Finally, our guide took us to the stills, where the whisky is actually produced and distilled. He explained the process to us, about how they used the local glacial melt creek water, and how they got the right alcohol content in each cask. It was fascinating to see the chemistry on an industrial, but still centuries old, scale. We thanked our guide, and went back to the tasting house. We ended up getting some tea because it came with free mugs. Krittika wanted to get a unique souvenir bottle, and after much browsing, debate and a little taste test, she decided on one of the experimental blends.
We left Edradour and headed back towards Edinburgh, looking for lunch on the way. For the most part, we were driving down the main highway to the town of Dunkeld. It was a small village, with only a few stores. I went straight to the bakery, sorely missing good pastry options in Cambridge. I also picked up some local produce to snack on later.
Most of the rest of the day was spent driving down the motorway back to Edinburgh. Of note was crossing the Forth estuary and seeing the famous Forth rail bridge. For much of the car journey, we had been ranking the many small stone bridges on our route, so in comparison the Forth bridge received somewhat mixed reviews, but still a marvellous sight.
The last bit of the journey was a somewhat busy drive through the busy streets of Edinburgh back to the railway station to return the hire car. We managed to find a petrol station near the centre of town so as to return the car with a full tank.

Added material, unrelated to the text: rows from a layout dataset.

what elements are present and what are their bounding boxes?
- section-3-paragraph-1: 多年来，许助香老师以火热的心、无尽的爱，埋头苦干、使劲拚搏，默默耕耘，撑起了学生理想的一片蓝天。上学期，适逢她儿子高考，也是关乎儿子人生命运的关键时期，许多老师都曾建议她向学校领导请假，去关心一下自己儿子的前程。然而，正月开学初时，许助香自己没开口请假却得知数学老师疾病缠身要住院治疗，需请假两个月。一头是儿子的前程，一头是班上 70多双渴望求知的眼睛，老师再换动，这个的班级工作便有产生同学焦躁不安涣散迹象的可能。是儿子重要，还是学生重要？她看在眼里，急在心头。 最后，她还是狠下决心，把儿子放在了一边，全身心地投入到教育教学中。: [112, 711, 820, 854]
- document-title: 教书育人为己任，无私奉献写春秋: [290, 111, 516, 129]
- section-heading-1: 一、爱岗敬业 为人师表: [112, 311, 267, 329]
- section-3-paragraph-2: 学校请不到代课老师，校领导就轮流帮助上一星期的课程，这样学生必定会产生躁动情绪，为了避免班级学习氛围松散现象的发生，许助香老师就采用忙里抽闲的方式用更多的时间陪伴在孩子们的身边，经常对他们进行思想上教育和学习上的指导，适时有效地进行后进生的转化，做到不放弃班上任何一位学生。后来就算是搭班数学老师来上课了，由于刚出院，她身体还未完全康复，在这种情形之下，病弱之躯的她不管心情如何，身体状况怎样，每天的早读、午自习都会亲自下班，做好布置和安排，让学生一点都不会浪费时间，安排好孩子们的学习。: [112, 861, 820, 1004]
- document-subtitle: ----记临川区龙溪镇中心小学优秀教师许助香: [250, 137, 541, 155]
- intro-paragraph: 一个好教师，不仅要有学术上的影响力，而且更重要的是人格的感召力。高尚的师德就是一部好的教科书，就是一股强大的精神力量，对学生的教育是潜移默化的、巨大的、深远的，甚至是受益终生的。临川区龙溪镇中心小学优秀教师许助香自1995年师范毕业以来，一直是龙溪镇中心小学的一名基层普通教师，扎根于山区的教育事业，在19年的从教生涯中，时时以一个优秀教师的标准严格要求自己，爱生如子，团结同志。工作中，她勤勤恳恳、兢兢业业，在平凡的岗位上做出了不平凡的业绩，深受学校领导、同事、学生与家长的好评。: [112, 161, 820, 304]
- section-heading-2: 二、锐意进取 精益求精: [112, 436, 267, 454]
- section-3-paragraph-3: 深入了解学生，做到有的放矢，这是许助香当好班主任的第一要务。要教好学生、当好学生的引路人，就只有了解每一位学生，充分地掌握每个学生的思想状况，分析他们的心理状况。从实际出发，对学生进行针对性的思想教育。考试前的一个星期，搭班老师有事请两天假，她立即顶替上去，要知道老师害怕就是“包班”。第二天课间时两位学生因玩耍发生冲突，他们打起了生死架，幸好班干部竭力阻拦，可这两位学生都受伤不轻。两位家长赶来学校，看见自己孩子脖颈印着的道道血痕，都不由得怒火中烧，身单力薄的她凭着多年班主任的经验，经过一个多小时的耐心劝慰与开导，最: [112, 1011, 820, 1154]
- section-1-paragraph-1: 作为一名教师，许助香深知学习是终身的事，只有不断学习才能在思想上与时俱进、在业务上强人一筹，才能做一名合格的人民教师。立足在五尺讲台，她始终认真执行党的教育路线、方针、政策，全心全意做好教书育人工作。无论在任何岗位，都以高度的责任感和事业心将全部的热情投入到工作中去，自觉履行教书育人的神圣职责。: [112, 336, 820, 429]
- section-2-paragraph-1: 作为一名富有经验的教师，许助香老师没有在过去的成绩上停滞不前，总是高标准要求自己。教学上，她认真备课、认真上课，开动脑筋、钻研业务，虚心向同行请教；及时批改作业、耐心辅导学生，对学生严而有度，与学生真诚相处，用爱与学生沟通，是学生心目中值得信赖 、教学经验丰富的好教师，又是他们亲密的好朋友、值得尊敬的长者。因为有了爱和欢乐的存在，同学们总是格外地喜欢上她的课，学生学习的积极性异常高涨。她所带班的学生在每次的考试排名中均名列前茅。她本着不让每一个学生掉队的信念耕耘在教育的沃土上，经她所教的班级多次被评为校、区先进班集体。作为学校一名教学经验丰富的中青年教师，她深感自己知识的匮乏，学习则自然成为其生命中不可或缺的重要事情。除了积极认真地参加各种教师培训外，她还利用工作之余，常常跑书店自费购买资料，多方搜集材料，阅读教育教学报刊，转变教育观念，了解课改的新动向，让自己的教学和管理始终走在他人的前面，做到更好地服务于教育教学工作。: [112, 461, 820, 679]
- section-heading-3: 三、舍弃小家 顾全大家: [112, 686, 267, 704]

The problem was that there were many pedestrains and confusingly laid out roads in the centre of town, making it a somewhat stressful drive in, but we made it safe and sound.
With still a few hours before our train was due to leave, we went out to find some food. We ended up getting a bunch of fast food from a narrow pedestrian street near the railway station, and stopped off at a pub for a quick drink. Before long, we were on the train again. Sitting together, we did some work, played some games and compared notes on our trip. Most of the journey was in the dark, so there wasn’t much to look at out the window. Our train took us all the way to Stevenage, where it was a short wait for the train back up to Cambridge. Arriving after midnight, we recovered our bikes from the bike park and headed home once again, another exciting trip completed.